Biblical Archaeology Review 3:4, December 1977

Without Avigad's Pictures—Is the Jerusalem Cardo Roman After All?

One of the most sensational finds of recent excavations in Jerusalem was Professor Nachman Avigad’s discovery of the ancient Cardo, the main north-south thoroughfare through the city.

The Jerusalem Cardo was well-known long before its discovery in an excavation. It is clearly pictured on the famous Madaba map, a mosaic map of the world found in 1884 in the ruins of a Byzantine church in Madaba, now in Jordan. The center jewel of the map is the city of Jerusalem (see illustration). And the central street of the city is the Cardo—portrayed as a wide thoroughfare with a many-columned portico on either side.
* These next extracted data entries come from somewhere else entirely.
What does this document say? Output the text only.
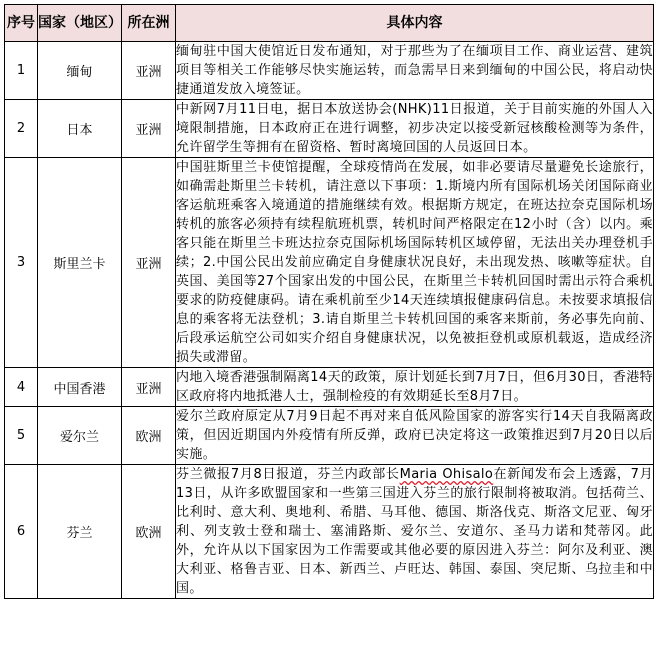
序号	国家（地区）	所在洲	具体内容
1	缅甸	亚洲	缅甸驻中国大使馆近日发布通知，对于那些为了在缅项目工作、商业运营、建筑项目等相关工作能够尽快实施运转，而急需早日来到缅甸的中国公民，将启动快捷通道发放入境签证。
2	日本	亚洲	中新网7月11日电，据日本放送协会(NHK)11日报道，关于目前实施的外国人入境限制措施，日本政府正在进行调整，初步决定以接受新冠核酸检测等为条件，允许留学生等拥有在留资格、暂时离境回国的人员返回日本。
3	斯里兰卡	亚洲	中国驻斯里兰卡使馆提醒，全球疫情尚在发展，如非必要请尽量避免长途旅行，如确需赴斯里兰卡转机，请注意以下事项：1.斯境内所有国际机场关闭国际商业客运航班乘客入境通道的措施继续有效。根据斯方规定，在班达拉奈克国际机场转机的旅客必须持有续程航班机票，转机时间严格限定在12小时（含）以内。乘客只能在斯里兰卡班达拉奈克国际机场国际转机区域停留，无法出关办理登机手续；2.中国公民出发前应确定自身健康状况良好，未出现发热、咳嗽等症状。自英国、美国等27个国家出发的中国公民，在斯里兰卡转机回国时需出示符合乘机要求的防疫健康码。请在乘机前至少14天连续填报健康码信息。未按要求填报信息的乘客将无法登机；3.请自斯里兰卡转机回国的乘客来斯前，务必事先向前、后段承运航空公司如实介绍自身健康状况，以免被拒登机或原机载返，造成经济损失或滞留。
4	中国香港	亚洲	内地入境香港强制隔离14天的政策，原计划延长到7月7日，但6月30日，香港特区政府将内地抵港人士，强制检疫的有效期延长至8月7日。
5	爱尔兰	欧洲	爱尔兰政府原定从7月9日起不再对来自低风险国家的游客实行14天自我隔离政策，但因近期国内外疫情有所反弹，政府已决定将这一政策推迟到7月20日以后实施。
6	芬兰	欧洲	芬兰微报7月8日报道，芬兰内政部长Maria Ohisalo在新闻发布会上透露，7月13日，从许多欧盟国家和一些第三国进入芬兰的旅行限制将被取消。包括荷兰、比利时、意大利、奥地利、希腊、马耳他、德国、斯洛伐克、斯洛文尼亚、匈牙利、列支敦士登和瑞士、塞浦路斯、爱尔兰、安道尔、圣马力诺和梵蒂冈。此外，允许从以下国家因为工作需要或其他必要的原因进入芬兰：阿尔及利亚、澳大利亚、格鲁吉亚、日本、新西兰、卢旺达、韩国、泰国、突尼斯、乌拉圭和中国。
Although the Madaba map dates from the late Byzantine period (mid-16th century A.D.), scholars long assumed that the Cardo as pictured on the Madaba map was actually constructed by the Roman Emperor Hadrian at about the time of the Second Jewish Revolt (the Bar-Kochba revolt—132–135 A.D.) which he crushed. Jews were then forbidden to live in Jerusalem and the city was rebuilt as a Roman city named Aelia Capitolina.

At that time, it was thought, the Romans laid out the city like a standard Roman camp, with two major intersecting thoroughfares dividing the city roughly into four quadrants—the Cardo running from north to south and the Decumannus running from west to east.